Она всегда немного посмеивалась надо мной. Посмеивалась и гордилась. Когда однажды непонятно зачем я снялся статистом в «Александре Невском», Лена хвасталась всем подругам: «Мой Подсолнух-то о кинозвезды выбился!»
Я поседел в один день, вернее, в одну ночь. Слышал, что так бывает, но никогда не думал, что это может произойти со мной.
Произошло.
Я был тогда молод. И чин у меня был невысокий — старший лейтенант. Это в Советской Армии. А в германской был капитаном. Странно, правда? Ничего, в моей профессии еще и не такое бывало.
Чтобы стать хорошим разведчиком, надо многому научиться. Если инженер или бухгалтер плохо изучат свое дело, они станут плохими работниками; если разведчик — он станет мертвецом.
И я учился.
Лена никогда не спрашивала меня ни о чем. Может показаться смешным, но с первой нашей встречи на пляже она никогда ни о чем меня не расспрашивала.
Я тогда шел за ней от самой остановки автобуса и страшно обрадовался, узнав, что она пришла одна. Устроился на песочке рядом. Стал смотреть. Вид у нее был гордый, и я принялся обдумывать план атаки. Она тоже оглянулась на меня, вынула из сумки большое яблоко и стала его есть. Потом снова посмотрела на меня, бросила взгляд на часы и сказала:
— Без двадцати двенадцать!
— Ну и что же? — удивился я.
— Вы ведь все равно рано или поздно спросите, который час?

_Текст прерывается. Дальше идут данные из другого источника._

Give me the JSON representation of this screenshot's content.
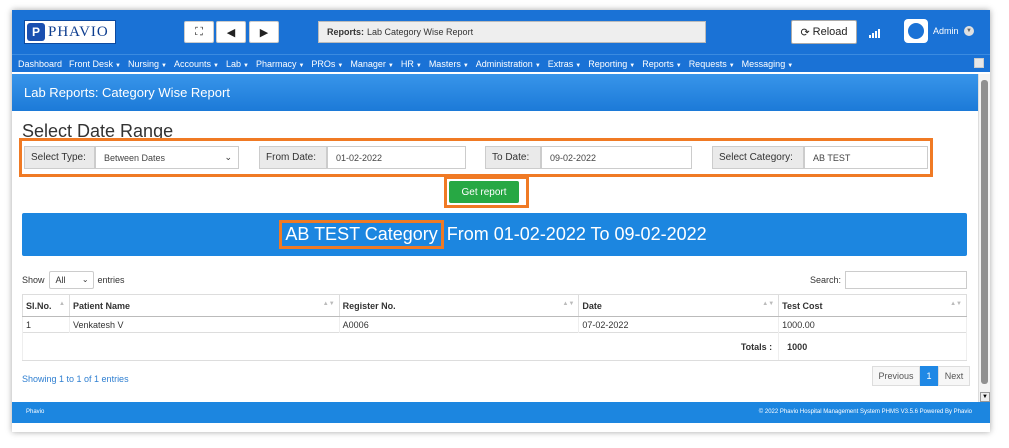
{
  "app": {
    "logo_letter": "P",
    "logo_text": "PHAVIO"
  },
  "toolbar": {
    "fullscreen_icon": "expand-icon",
    "back_icon": "arrow-left-icon",
    "forward_icon": "arrow-right-icon",
    "report_prefix": "Reports:",
    "report_name": "Lab Category Wise Report",
    "reload_label": "Reload",
    "user_name": "Admin"
  },
  "nav": [
    {
      "label": "Dashboard",
      "has_menu": false
    },
    {
      "label": "Front Desk",
      "has_menu": true
    },
    {
      "label": "Nursing",
      "has_menu": true
    },
    {
      "label": "Accounts",
      "has_menu": true
    },
    {
      "label": "Lab",
      "has_menu": true
    },
    {
      "label": "Pharmacy",
      "has_menu": true
    },
    {
      "label": "PROs",
      "has_menu": true
    },
    {
      "label": "Manager",
      "has_menu": true
    },
    {
      "label": "HR",
      "has_menu": true
    },
    {
      "label": "Masters",
      "has_menu": true
    },
    {
      "label": "Administration",
      "has_menu": true
    },
    {
      "label": "Extras",
      "has_menu": true
    },
    {
      "label": "Reporting",
      "has_menu": true
    },
    {
      "label": "Reports",
      "has_menu": true
    },
    {
      "label": "Requests",
      "has_menu": true
    },
    {
      "label": "Messaging",
      "has_menu": true
    }
  ],
  "page": {
    "header": "Lab Reports: Category Wise Report",
    "title": "Select Date Range"
  },
  "filters": {
    "select_type_label": "Select Type:",
    "select_type_value": "Between Dates",
    "from_label": "From Date:",
    "from_value": "01-02-2022",
    "to_label": "To Date:",
    "to_value": "09-02-2022",
    "category_label": "Select Category:",
    "category_value": "AB TEST",
    "get_report": "Get report"
  },
  "banner": {
    "category": "AB TEST Category",
    "range": "From 01-02-2022 To 09-02-2022"
  },
  "table_controls": {
    "show_label": "Show",
    "show_value": "All",
    "entries_label": "entries",
    "search_label": "Search:"
  },
  "table": {
    "columns": [
      "Sl.No.",
      "Patient Name",
      "Register No.",
      "Date",
      "Test Cost"
    ],
    "rows": [
      [
        "1",
        "Venkatesh V",
        "A0006",
        "07-02-2022",
        "1000.00"
      ]
    ],
    "totals_label": "Totals :",
    "totals_value": "1000"
  },
  "pagination": {
    "info": "Showing 1 to 1 of 1 entries",
    "previous": "Previous",
    "current": "1",
    "next": "Next"
  },
  "footer": {
    "left": "Phavio",
    "right": "© 2022 Phavio Hospital Management System PHMS V3.5.6 Powered By Phavio"
  },
  "colors": {
    "primary": "#1a72d6",
    "accent": "#f07a24",
    "success": "#27a844"
  }
}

Посмеялись. Познакомились. На следующий день встретились. С тех пор до самого моего отъезда встречались чуть не каждый день.
И все это время она ни о чем не спрашивала. Ни о чем на догадывалась? Чепуха! Она, конечно, догадывалась, потому и не спрашивала.
Я много учился, и это было тяжелое учение. Знал, что меня ждет впереди, и это было трудное ожидание. Лена снимала все — усталость, грусть, сомнения. Она всегда была веселой.
Как-то я застал ее гадающей на каргах.
— Это чтоб убедиться, что все получается наоборот, — серьезно объяснила она.
Но однажды наступил день, за которым не было завтра. Она, конечно, ждала его, знала, что он когда-нибудь придет. Просто надеялась, что это будет не скоро. А это произошло примерно за год до войны.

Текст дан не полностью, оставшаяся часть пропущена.